I owe you several longer replies to some discussion we were having when my week went sideways and my writing and thinking time dissipated, but I wanted to quickly grab this and put it on your thinking slate as well as mine.
“Men want to be valued for who they are, but they are instead valued for what they do.”
Leaving aside the question of who gets to do the valuing, this specific statement is something that feminists have been making all my life, and saying it’s a problem for both men and women. In other words, gender shouldn’t be a factor in a person’s perceived value. Any human should be able to choose a life where they’re valued for what they do.
Women have, for aeons, felt (and sometimes literally been) trapped by the belief that a woman’s value is simply in existing — that a woman’s actions, by extension, can have no value. And yes: it has not always been easy for women, in the thick of that, to perceive that to someone who is told they must constantly be striving in order to have value, the notion that value could be intrinsic to simply existing could seem alluring.
It’s easy for me to see this from the position of being a middle-aged woman; it wasn’t easy for me to see it from both sides when I was younger. What’s the big difference? Now that I’m old and fat and not remotely hot, I do largely get to move in the world as if I must do something in order to have value — I’m invisible to that segment of the population that believes women’s value is as objects, I’ve fulfilled my obligation to bear young, and bla bla bla. And it’s liberating. So I can only imagine that it would be equally liberating for a man to experience feeling value simply for existing, but I personally feel a great sense of antipathy towards that notion and am no help there.

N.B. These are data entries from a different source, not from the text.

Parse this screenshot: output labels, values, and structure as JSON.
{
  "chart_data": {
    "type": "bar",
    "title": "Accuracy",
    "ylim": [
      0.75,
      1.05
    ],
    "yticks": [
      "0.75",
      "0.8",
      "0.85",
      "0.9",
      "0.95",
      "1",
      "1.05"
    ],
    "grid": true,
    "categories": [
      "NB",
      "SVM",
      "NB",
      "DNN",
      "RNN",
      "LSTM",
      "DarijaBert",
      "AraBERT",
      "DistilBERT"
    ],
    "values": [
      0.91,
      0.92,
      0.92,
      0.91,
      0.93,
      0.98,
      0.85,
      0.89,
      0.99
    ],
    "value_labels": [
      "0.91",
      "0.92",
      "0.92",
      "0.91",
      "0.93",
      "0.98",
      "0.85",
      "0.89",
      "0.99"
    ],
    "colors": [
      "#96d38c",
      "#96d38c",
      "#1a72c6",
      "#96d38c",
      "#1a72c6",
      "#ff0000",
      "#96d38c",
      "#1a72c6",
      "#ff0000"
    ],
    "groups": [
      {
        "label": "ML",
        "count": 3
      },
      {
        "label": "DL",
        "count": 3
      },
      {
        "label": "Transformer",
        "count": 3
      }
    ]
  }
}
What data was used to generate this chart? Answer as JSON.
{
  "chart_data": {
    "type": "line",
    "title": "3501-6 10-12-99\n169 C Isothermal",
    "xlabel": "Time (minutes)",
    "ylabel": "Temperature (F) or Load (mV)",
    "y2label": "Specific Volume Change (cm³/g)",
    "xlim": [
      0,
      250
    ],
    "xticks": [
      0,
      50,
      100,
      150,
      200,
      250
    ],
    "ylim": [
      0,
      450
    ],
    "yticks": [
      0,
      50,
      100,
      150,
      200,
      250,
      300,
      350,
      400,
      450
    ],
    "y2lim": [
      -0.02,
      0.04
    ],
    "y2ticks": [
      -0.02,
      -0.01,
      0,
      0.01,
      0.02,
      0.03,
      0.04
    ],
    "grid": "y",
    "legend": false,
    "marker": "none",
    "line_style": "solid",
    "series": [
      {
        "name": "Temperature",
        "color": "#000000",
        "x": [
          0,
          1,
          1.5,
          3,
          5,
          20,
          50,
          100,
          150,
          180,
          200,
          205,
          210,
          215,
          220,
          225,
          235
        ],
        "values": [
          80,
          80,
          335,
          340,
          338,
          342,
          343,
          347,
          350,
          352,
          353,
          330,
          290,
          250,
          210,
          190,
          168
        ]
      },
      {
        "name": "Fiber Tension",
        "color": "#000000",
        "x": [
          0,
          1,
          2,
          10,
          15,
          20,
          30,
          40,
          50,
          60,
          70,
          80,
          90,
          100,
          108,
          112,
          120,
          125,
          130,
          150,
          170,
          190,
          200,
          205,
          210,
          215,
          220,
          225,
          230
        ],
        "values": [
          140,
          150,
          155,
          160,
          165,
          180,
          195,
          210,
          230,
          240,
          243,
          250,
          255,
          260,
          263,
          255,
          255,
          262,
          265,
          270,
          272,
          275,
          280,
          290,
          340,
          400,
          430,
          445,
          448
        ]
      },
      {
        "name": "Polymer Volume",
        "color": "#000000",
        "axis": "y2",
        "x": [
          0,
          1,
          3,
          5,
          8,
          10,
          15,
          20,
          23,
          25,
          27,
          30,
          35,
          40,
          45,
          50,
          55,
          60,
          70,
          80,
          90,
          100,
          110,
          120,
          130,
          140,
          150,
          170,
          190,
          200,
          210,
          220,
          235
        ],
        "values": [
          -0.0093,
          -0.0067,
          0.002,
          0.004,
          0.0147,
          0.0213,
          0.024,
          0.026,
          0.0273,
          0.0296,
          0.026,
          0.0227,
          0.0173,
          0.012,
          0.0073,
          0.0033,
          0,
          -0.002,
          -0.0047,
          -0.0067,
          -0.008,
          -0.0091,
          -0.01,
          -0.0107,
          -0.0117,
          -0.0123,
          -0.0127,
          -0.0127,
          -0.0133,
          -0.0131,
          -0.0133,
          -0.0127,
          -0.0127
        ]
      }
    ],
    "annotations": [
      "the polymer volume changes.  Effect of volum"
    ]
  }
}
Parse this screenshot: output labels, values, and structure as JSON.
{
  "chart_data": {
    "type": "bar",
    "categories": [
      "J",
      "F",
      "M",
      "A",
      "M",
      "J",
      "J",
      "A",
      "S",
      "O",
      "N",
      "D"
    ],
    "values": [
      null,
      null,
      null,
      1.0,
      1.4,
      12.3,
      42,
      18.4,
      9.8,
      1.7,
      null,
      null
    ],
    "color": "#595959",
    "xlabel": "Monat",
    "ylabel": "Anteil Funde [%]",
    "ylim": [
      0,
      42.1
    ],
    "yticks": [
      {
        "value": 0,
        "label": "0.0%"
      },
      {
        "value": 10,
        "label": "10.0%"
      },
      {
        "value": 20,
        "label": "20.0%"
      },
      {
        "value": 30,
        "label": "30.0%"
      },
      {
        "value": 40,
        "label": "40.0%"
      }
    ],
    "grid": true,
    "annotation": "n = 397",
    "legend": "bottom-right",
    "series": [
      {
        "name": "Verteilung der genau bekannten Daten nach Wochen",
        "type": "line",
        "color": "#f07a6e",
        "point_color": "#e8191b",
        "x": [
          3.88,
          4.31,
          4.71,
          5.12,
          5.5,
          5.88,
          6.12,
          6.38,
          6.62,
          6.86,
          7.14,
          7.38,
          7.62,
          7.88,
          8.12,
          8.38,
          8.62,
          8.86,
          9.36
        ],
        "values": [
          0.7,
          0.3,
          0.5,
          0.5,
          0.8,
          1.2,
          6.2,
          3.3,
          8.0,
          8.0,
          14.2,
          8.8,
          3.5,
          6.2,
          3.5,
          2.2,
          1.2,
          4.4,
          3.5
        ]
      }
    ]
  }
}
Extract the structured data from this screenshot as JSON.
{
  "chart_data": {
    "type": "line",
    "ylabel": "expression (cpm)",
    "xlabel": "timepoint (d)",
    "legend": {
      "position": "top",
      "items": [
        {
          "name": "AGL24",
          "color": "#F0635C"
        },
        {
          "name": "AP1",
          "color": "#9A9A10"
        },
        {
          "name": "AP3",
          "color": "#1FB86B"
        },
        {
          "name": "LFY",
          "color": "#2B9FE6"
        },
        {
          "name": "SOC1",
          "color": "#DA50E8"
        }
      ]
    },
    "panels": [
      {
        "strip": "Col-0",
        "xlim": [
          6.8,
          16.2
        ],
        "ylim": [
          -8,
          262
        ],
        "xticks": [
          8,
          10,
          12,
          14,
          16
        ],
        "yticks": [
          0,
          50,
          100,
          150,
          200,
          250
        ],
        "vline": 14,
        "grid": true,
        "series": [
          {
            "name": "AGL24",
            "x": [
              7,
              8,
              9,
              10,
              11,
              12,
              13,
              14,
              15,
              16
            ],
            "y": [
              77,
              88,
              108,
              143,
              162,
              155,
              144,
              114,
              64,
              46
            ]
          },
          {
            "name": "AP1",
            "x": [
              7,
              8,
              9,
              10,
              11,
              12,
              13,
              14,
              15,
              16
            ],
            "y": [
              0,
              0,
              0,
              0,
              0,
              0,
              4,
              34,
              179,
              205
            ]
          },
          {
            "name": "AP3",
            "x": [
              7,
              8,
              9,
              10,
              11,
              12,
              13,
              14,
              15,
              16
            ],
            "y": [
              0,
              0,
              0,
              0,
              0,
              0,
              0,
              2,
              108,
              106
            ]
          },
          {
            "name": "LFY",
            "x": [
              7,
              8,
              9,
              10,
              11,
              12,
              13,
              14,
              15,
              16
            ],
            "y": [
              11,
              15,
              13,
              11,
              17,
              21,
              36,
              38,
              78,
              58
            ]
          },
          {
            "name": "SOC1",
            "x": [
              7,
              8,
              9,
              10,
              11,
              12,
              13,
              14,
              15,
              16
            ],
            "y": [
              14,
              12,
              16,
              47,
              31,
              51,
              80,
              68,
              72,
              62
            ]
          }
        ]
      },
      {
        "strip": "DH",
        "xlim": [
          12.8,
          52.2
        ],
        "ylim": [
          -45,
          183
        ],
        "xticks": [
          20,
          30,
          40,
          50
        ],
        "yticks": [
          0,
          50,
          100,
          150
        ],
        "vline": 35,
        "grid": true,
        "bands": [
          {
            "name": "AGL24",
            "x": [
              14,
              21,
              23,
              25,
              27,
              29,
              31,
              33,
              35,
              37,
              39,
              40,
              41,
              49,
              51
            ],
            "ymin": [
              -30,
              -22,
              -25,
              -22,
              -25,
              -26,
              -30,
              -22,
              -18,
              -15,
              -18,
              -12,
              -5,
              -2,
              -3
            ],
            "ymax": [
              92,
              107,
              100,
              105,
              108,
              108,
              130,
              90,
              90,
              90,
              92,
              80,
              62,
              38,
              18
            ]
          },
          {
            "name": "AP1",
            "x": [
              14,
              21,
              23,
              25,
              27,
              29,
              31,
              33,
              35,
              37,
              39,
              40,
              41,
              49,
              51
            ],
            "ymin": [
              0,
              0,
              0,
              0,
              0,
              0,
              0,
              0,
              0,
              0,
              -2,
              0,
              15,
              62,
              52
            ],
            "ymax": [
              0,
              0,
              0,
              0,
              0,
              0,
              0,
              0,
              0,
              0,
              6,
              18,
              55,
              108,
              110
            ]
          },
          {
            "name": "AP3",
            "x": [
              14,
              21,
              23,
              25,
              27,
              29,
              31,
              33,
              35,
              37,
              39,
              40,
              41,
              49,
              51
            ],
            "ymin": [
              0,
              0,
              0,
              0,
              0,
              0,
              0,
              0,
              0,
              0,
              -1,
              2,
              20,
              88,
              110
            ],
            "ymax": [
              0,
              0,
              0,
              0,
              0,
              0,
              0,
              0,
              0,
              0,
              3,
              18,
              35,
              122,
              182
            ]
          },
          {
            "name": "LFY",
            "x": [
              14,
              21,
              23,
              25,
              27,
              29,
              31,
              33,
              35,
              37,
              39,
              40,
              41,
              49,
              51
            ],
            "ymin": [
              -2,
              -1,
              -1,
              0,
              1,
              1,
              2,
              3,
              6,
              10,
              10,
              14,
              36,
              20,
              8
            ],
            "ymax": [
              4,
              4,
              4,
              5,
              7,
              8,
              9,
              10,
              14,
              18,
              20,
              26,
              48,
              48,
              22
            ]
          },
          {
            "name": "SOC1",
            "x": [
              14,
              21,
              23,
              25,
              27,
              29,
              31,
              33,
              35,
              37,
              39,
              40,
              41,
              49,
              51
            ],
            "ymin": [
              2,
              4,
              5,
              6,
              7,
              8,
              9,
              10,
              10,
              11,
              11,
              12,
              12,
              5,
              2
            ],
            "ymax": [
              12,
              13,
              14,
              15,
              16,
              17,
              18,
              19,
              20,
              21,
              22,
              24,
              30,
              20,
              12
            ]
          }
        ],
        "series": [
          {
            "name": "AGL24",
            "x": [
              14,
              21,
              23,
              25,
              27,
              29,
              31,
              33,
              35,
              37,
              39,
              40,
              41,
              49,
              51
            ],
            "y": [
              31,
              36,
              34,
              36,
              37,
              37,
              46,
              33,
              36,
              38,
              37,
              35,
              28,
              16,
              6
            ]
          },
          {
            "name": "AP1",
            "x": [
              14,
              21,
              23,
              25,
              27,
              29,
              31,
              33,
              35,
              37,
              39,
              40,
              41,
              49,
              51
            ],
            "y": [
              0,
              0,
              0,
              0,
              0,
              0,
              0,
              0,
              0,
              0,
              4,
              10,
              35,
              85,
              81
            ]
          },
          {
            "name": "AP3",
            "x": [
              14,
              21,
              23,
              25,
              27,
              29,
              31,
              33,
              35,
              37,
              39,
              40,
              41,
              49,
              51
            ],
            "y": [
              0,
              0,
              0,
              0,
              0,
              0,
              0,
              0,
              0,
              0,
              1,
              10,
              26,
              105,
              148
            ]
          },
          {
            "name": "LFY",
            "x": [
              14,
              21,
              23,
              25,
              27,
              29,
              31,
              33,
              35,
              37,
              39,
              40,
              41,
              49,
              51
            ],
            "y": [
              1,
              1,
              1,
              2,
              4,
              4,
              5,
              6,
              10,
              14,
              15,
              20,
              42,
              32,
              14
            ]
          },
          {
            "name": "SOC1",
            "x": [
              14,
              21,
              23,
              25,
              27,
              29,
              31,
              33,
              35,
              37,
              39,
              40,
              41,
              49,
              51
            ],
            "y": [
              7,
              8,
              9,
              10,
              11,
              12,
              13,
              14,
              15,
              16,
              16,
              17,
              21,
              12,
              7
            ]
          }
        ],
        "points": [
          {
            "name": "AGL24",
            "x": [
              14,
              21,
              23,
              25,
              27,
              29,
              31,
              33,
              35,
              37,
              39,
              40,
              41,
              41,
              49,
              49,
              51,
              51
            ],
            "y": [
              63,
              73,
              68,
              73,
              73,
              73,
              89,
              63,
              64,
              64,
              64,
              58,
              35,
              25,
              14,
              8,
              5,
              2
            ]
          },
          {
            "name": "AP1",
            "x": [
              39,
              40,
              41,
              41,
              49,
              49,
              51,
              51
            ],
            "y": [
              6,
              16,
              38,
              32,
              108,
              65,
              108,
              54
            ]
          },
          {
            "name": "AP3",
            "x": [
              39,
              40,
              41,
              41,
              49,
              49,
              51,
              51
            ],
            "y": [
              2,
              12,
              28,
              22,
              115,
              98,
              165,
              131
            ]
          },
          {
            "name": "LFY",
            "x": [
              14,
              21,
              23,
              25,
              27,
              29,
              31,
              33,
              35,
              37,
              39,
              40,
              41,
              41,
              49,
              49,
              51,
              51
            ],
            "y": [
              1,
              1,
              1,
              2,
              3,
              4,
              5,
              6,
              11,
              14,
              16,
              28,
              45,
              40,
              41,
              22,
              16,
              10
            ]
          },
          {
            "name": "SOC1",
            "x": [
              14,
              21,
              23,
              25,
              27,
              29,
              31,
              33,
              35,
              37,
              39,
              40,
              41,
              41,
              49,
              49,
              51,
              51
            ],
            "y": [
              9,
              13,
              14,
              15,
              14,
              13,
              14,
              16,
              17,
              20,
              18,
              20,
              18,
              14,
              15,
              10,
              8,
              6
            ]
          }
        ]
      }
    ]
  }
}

“ It’s like calling Mario misogyny. Sure, Peach is a shallow character who exists only as a reward. But we seem so quick to forget how many freaking worlds Mario has to fight his way through, dying over and over again, for a cake and a kiss.”
Totally. But from Peach’s perspective, it’s like, maybe she’s actually a really interesting person, but this Mario dude who doesn’t even know her is fixated on her to the point of fighting his way through worlds to get to her when she’s basically not even sure why this guy is interested in her. There’s all manner of bizarre relationship crap modeled in there. And just like you’d rather shack up with Daisy, most feminists would rather *be* Daisy than Peach.
It’s like sometimes some men say, but who wouldn’t want to be Peach? and the answer is, well, how many times have you been playing Mario and thought “Oooh, I wish I could be Peach?” FFS, she’s often not even a playable character. Who wants to be an unplayable character?
[cue the folks in the wings waiting to point out I’m a bad feminist, or too old, or something, but hopefully you get what I mean]
TL,DR: you’re assuming it’s good (or more fortunate, or getting off easy) to be perceived as having value simply for existing. The truth is it’s often a cage.